My cousin had a baby today.
I vividly remember the warm August day nearly three years ago when she married her husband in one of the most beautiful wedding ceremonies I’ve ever attended. It was a gorgeous Friday evening when two people joined their hands and their lives to form something bigger than they ever could have done on their own.
Today, one of those “bigger’s” burst forth into the world in the form of a beautiful little girl.
For the past two days I’ve kept my phone close by as I’ve awaited updates about my cousin’s labor and delivery. Excitement turns to concern, turns to hope, turns to fear, turns to prayers, turns to anticipation, turns to. . . rejoicing.
A new life came into the world today and I was jarred.
Maybe jarred isn’t the right word, but in a way I was jolted back into reality. Back to the importance of what is going on in my body right now. Back to an understanding that pregnancy isn’t just pregnancy. . . it’s so much more.
To be honest. . . I’ve spent the last couple of weeks (okay, months) existing in survival mode. Get through the day-get through the day-get through the day. Make it past the nausea, survive the exhaustion, adjust to the constant changes that are happening to my body, bare with the thirty-two trips to the bathroom at night.
The goal? Survival.
Today, though, with the birth of this new little girl I was able to open my eyes and recognize that at the end of all this is the prize of all prizes. At the end of all this. . . our family will be complete.
Today, I am excited. Thrilled. Overjoyed and filled with anticipation about meeting this new little life. A little life to love. A journey to embark on that is scary and exhilarating at the same time.
Today, I remembered. . . I LOVE this Mommy stuff.
I remember thinking when our kids were infants that I didn’t want them to get any bigger because it all seemed so perfect. Now, I realize that it only gets better with time.
Take Sunday morning, for example. As I was getting ready for the day, Chanelle was observing me and finally expressed her curiosity. Can I try, Mommy?
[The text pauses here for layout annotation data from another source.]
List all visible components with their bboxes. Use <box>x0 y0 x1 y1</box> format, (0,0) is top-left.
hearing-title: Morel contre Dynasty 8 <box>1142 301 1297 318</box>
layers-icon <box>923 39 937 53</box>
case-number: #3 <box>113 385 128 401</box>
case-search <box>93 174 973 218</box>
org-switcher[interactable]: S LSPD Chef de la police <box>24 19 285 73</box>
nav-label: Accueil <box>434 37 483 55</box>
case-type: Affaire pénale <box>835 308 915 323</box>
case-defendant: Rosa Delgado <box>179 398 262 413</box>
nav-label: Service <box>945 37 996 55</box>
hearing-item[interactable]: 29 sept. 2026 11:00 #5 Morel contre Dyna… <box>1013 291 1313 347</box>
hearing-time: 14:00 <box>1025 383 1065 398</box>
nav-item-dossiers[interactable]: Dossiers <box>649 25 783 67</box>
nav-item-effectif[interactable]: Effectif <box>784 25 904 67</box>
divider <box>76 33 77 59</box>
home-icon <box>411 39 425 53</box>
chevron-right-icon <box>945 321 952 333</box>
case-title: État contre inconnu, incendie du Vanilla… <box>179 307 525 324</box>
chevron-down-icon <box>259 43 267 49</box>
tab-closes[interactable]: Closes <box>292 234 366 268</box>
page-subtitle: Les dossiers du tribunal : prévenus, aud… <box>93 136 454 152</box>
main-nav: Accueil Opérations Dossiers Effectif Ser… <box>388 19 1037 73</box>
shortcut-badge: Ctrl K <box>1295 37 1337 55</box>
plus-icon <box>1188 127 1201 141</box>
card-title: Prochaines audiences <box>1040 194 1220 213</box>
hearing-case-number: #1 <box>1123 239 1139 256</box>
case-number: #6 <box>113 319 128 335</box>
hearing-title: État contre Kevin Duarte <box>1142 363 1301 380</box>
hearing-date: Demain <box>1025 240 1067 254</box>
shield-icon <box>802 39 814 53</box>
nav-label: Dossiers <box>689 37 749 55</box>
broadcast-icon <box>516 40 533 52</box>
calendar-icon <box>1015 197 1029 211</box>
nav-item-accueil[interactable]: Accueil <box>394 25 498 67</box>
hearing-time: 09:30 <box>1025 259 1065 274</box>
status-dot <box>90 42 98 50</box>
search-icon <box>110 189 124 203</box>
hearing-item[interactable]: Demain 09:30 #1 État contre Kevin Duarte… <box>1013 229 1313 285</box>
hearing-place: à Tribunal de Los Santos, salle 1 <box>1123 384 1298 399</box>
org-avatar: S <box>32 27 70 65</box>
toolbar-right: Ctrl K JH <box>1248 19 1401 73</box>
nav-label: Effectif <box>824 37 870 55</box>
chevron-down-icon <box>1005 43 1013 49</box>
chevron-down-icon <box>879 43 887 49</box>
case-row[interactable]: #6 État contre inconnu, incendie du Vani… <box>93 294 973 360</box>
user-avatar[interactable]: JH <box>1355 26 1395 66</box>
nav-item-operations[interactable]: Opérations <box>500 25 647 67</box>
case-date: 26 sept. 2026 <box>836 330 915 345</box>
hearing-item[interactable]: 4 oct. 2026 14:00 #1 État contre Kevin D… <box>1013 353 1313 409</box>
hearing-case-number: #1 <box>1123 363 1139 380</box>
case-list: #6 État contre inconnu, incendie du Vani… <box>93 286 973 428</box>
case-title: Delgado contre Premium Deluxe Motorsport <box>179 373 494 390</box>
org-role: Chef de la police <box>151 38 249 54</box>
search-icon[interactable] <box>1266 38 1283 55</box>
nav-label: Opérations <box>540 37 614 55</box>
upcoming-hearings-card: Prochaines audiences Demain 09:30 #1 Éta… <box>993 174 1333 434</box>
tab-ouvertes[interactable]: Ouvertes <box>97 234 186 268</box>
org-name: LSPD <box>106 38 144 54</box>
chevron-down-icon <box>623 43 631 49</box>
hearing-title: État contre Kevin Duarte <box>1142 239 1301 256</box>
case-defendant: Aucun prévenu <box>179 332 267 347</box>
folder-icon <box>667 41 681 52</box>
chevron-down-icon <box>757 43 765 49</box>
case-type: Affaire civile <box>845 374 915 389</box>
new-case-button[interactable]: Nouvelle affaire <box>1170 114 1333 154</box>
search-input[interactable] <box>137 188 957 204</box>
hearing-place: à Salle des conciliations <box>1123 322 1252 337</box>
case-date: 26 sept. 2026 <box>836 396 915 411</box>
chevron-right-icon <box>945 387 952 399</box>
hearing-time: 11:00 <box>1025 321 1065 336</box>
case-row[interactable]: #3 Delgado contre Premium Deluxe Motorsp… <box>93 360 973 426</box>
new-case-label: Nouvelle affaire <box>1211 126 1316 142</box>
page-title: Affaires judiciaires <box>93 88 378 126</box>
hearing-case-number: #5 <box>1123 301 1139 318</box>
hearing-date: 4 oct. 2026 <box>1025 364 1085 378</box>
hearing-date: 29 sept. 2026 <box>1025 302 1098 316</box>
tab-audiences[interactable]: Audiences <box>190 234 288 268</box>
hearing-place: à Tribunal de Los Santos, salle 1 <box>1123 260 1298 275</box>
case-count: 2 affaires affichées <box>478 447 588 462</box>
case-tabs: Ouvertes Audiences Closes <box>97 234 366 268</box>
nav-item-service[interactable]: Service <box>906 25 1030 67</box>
|Eye shadow on the cheek. . . she marches to the beat of her own drum and I. am. proud.|
As corny as it sounds. . . this is one of those moments I always dreamed of having with my little girl. Mommy and daughter. . . doing girly things.
Today, as I awaited the news from my aunt about my cousin’s baby, I was taken back to the long labor I had with Charlie. How it felt after hours and hours of difficult labor to hold his tiny 5 pound frame in my hands. I was reminded how in one second the pain of it all disappeared. I remember, like it was yesterday, how in one moment my life changed as my heart expanded to love in a way I never had never loved before.
I got a shot of perspective today and I really, really needed it.